Edilson Pereira, jornalista e escritor. Jornal Tribuna do Paraná, 05/09/2014

          Ol
hem só  o que pode resultar de umas bebidinhas a mais. Se dirigir, pode dar uma trombada num poste ou outro carro, atropelar alguém, além de cair numa blitz da polícia de trânsito e ser multado, ter o carro apreendido e por aí vai. Se entrar no facebook, corre o risco de falar o que não deve a quem não gosta e o resultado é uma verdadeira “
trombada” na munheca de um irmão enfezado da pessoa que se sentiu ofendida. Pode até ser que nem isso haja acontecido, mas contou ao irmão e esse sim ficou muito “puto” e foi tirar satisfação com o amigo. Sugiro que de hoje em diante o slogan passe a ser:
                 
                     “Se beber não dirija e não entre no facebook”. 

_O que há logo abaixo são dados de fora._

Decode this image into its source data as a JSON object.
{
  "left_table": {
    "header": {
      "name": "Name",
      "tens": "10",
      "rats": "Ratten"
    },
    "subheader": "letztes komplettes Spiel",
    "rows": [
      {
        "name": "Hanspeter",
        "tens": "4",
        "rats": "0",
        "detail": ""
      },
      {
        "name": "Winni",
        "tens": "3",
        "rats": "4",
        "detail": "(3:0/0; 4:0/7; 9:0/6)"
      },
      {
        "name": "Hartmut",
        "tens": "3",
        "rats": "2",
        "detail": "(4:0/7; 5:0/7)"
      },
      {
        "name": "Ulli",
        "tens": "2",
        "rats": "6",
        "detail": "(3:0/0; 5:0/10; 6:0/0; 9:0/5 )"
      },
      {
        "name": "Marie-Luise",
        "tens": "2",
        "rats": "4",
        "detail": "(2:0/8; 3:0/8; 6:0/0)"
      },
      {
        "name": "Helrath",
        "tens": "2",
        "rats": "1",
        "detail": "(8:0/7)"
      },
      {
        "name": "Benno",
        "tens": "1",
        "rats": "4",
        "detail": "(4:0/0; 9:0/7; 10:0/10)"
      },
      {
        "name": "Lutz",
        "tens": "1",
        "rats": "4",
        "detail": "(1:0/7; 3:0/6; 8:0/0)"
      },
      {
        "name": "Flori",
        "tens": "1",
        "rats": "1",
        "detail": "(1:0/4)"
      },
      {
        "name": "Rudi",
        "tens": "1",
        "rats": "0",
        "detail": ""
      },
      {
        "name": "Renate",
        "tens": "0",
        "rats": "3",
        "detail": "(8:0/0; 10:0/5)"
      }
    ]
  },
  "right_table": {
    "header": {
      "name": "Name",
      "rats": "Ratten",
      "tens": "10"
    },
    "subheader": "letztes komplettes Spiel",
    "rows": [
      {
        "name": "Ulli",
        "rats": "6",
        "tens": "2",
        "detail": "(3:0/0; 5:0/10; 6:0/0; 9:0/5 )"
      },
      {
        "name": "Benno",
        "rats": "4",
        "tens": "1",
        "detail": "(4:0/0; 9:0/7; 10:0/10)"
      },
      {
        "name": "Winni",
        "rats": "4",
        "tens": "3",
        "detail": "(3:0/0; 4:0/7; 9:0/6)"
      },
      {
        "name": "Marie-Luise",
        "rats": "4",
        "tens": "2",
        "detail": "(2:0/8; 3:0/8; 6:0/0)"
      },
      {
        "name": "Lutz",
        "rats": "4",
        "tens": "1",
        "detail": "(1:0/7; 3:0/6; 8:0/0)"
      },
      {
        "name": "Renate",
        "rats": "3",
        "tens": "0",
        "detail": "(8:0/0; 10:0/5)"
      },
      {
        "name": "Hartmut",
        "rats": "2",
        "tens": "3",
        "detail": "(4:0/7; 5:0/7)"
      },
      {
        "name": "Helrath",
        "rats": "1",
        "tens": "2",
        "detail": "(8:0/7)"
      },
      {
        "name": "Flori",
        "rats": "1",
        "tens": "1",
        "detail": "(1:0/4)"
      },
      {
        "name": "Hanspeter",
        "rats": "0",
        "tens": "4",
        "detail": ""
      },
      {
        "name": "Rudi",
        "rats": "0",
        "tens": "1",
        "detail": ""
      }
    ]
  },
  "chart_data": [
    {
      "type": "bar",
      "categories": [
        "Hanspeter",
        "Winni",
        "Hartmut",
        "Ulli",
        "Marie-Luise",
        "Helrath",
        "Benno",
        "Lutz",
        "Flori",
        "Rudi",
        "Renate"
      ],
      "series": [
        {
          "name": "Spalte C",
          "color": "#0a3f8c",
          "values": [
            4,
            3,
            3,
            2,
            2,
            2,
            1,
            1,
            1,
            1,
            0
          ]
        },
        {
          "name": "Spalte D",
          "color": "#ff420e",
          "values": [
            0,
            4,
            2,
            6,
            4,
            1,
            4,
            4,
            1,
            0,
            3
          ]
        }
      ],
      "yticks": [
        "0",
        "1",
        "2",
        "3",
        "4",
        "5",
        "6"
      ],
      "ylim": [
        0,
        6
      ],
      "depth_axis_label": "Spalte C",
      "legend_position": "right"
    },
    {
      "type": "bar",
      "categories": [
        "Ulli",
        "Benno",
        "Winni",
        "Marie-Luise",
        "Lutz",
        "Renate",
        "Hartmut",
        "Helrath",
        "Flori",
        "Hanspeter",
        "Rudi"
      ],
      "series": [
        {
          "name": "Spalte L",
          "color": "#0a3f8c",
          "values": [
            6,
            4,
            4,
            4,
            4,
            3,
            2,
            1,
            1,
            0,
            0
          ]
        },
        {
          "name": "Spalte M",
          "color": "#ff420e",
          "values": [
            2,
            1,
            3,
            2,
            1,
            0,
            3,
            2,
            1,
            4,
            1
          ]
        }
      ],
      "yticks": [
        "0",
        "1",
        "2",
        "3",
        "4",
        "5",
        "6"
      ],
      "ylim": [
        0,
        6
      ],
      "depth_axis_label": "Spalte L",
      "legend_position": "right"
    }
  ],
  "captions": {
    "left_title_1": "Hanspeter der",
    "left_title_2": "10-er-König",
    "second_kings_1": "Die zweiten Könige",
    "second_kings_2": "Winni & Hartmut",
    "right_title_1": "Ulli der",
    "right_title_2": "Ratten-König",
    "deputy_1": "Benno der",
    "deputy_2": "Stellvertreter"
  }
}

     Boas lições tem a vida a nos ensinar. Cabe a nós estar atentos e tomar nota cuidadosamente para não sofrer as consequências de atos, aparentemente inocentes, mas que podem trazer consequências sérias. Umas palavras digitadas de modo impensado podem causar um desgosto considerável. Depende apenas de quem está do outro lado da linha e principalmente se tem um irmão ou marido ciumento. Garanto que muita gente irá se partir de dar risada, mas o Pinto, com seu olho roxo não achou nenhuma graça da história. Ao contrário, ficou foi é muito chateado e triste.